University of Washington Center for Human Rights
- Andrew Shaw
- May 20
- 2 min read
Updated: 6 days ago

From Winter 2024 to Spring 2025 (with a brief hiatus from Summer 2024 to Autumn 2024), I have worked as a Human Rights Fellow at the Center for Human Rights (UWCHR). I first connected with UWCHR through my mentor in the Interdisciplinary Honors Peer Mentoring Program, Tara Saleh, while catching up over coffee one day. I had just finished a summer internship in public interest technology, I told her, and was looking for further opportunities to get involved in similar research during the school year. Having worked at UWCHR herself, Tara recommended I reach out to the Center to learn about their own technical work.

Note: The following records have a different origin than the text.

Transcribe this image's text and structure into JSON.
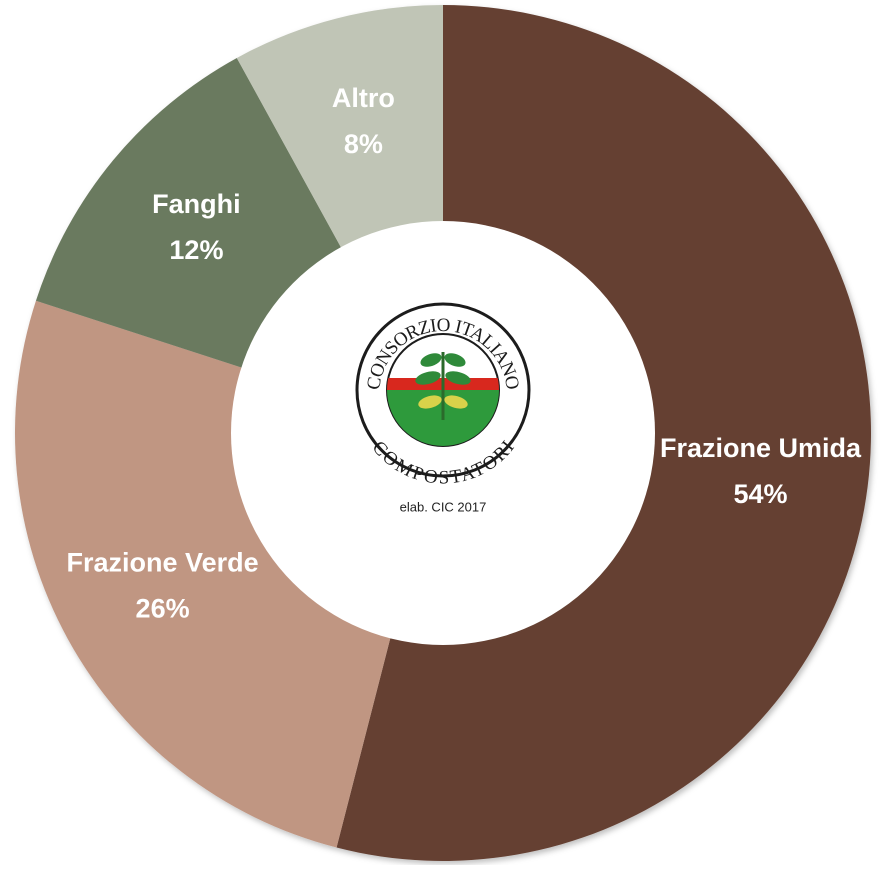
{
  "chart_data": {
    "type": "donut",
    "categories": [
      "Frazione Umida",
      "Frazione Verde",
      "Fanghi",
      "Altro"
    ],
    "values": [
      54,
      26,
      12,
      8
    ],
    "value_labels": [
      "54%",
      "26%",
      "12%",
      "8%"
    ],
    "colors": [
      "#654133",
      "#c09682",
      "#6b7a5f",
      "#c0c5b6"
    ],
    "logo": {
      "top": "CONSORZIO ITALIANO",
      "bottom": "COMPOSTATORI"
    },
    "note": "elab. CIC 2017"
  }
}
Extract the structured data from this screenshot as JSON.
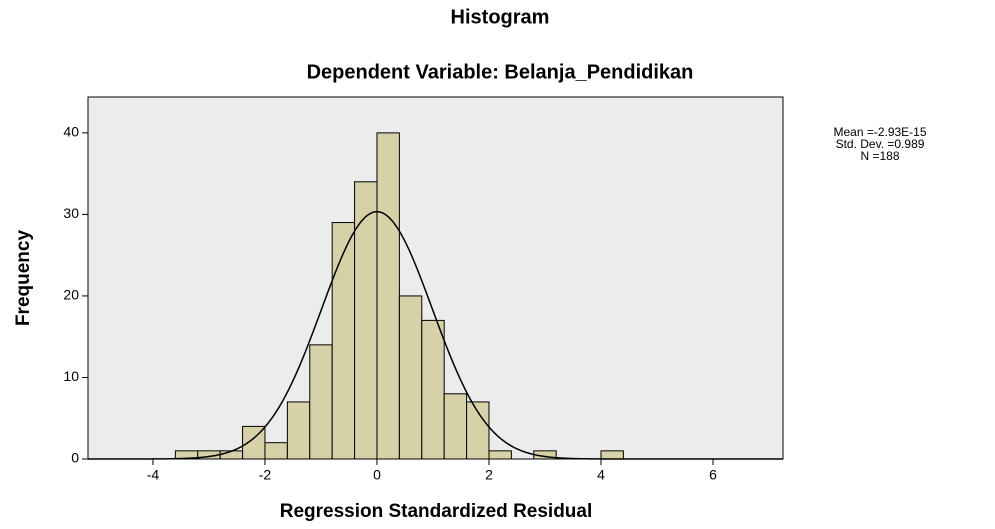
{
  "chart_data": {
    "type": "histogram",
    "title": "Histogram",
    "subtitle": "Dependent Variable: Belanja_Pendidikan",
    "x_label": "Regression Standardized Residual",
    "y_label": "Frequency",
    "bins": [
      -3.6,
      -3.2,
      -2.8,
      -2.4,
      -2.0,
      -1.6,
      -1.2,
      -0.8,
      -0.4,
      0,
      0.4,
      0.8,
      1.2,
      1.6,
      2.0,
      2.4,
      2.8,
      3.2,
      3.6,
      4.0,
      4.4
    ],
    "values": [
      1,
      1,
      1,
      4,
      2,
      7,
      14,
      29,
      34,
      40,
      20,
      17,
      8,
      7,
      1,
      0,
      1,
      0,
      0,
      1
    ],
    "color": "#d6d1a6",
    "background": "#ececec",
    "xlim": [
      -5.16,
      7.25
    ],
    "ylim": [
      0,
      44.4
    ],
    "xticks": [
      -4,
      -2,
      0,
      2,
      4,
      6
    ],
    "yticks": [
      0,
      10,
      20,
      30,
      40
    ],
    "normal_curve": true,
    "stats": [
      {
        "value": -2.93e-15,
        "label": "Mean =-2.93E-15"
      },
      {
        "value": 0.989,
        "label": "Std. Dev. =0.989"
      },
      {
        "value": 188,
        "label": "N =188"
      }
    ]
  }
}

Since connecting with Phil Neff, the UWCHR research coordinator, I have loved every second of working there. My work at UWCHR is an incredibly fulfilling way for me to use my technological skills to give back to refugee and immigrant communities--a background that my own family comes from. My projects at UWCHR have included training machine learning models to categorize immigration arrest records (which was included in a recent public report), submitting public records requests to law enforcement agencies, and most recently conducting data analysis on large immigration enforcement datasets. In my work, I have been able to apply knowledge from an interdisciplinary range of classes such as CSE 447 (Natural Language Processing) and PHIL 405 (Political Philosophy of Race), but I have also learned a great deal of technical and humanitarian knowledge from Phil and the UWCHR staff. In addition to my official work for UWCHR, I have also been able to bring my work into class projects to give back to the organization, in classes such as CSE 582 (Ethics in AI) and CSE 581 (Computer Ethics). I even asked Phil to write my letter of recommendation for the BS/MS program, which I was accepted into.
The biggest impact that working at UWCHR has had on me, however, is cementing the value of service. Having worked at both UWCHR and a big tech company like Amazon, I have learned that that I feel most fulfilled when applying my technical skills for others in need. This was the reason that I turned down my Amazon return offer, for example, and decided to work for a nonprofit called USAFacts next summer. No matter where I go next, I will always carry with me the valuable lesson from UWCHR to center marginalized and vulnerable communities in my technological practice.